| Standard | Material Focus | Key Feature | |----------|----------------|--------------| | ISO 20457 | Plastics (moulded) | PT grades, parting line allowances | | ISO 286 | Metals / machined | IT grades, very tight | | ISO 2768 (general tolerances) | Metals & plastics (vague) | Often too tight for plastics | | DIN 16901 | Old German standard for plastics | Replaced by ISO 20457 in 2020 |
For critical features, apply an individual tolerance using the table’s specific value. Understanding where ISO 20457 fits in the standards landscape helps justify its use to colleagues. iso 20457 tolerance table pdf
| PT Grade | Description | Typical Application | |----------|-------------|----------------------| | PT1 | Very fine (high precision) | Medical devices, optical components, precision gears | | PT2 | Fine | Consumer electronics, automotive interior trim | | PT3 | Medium | Standard housings, toys, general purpose parts | | PT4 | Coarse | Large panels, containers, parts with thin walls | | PT5 | Very coarse | Very large mouldings (>1000 mm) or warpage-prone materials | | PT6 | Extremely coarse (no tolerance specified) | Reference only for design verification | | PT7 | Up to agreement | For contract-specific requirements | | Standard | Material Focus | Key Feature
PT2 tolerance: ±0.30 mm
Compare this to ISO 286 for metal (IT7 grade for 100–200 mm: about ±0.035 mm). The plastic tolerance is nearly 10x wider. This illustrates the core lesson of ISO 20457: The plastic tolerance is nearly 10x wider
Enter – Plastics moulded parts – Tolerances and acceptance conditions . If you have been searching for the “iso 20457 tolerance table pdf” , you are likely facing the challenge of specifying realistic, cost-effective tolerances for injection-moulded components.

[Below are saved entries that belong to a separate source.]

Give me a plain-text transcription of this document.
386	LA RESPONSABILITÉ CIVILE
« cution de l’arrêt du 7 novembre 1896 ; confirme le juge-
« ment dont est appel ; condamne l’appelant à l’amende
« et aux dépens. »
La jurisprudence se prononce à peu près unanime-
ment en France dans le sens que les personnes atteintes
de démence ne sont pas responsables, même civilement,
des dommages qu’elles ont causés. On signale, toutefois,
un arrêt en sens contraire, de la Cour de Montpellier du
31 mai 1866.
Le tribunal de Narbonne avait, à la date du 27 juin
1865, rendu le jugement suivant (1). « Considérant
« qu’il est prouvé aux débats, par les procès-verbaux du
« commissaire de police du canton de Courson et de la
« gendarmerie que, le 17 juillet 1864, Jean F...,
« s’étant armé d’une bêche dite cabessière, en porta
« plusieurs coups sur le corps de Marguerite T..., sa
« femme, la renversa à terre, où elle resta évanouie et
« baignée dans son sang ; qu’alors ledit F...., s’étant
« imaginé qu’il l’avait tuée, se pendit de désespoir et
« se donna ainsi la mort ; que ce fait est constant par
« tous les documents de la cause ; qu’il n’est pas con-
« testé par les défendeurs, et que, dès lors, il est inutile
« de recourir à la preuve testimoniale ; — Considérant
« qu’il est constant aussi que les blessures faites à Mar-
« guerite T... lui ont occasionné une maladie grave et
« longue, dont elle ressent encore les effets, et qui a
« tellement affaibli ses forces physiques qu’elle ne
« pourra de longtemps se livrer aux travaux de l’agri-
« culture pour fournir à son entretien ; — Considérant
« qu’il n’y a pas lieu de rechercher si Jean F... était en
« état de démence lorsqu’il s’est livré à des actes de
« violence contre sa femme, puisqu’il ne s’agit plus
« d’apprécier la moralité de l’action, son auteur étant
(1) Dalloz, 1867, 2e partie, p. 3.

This article provides a complete breakdown of the standard, explains how to interpret its tolerance tables, and guides you on obtaining and using the official PDF. What is ISO 20457? ISO 20457 is the first international standard dedicated exclusively to the dimensional tolerances of injection-moulded and compression-moulded plastic parts. Published in 2020, it replaces the outdated practice of applying metal-based tolerance systems (like ISO 286) to polymers.
In the world of plastics engineering and injection moulding, tolerances determine whether a part snaps together perfectly or fails catastrophically. For decades, engineers defaulted to the ISO 286 system for metal parts—only to find that plastics behave differently due to shrinkage, warpage, and creep.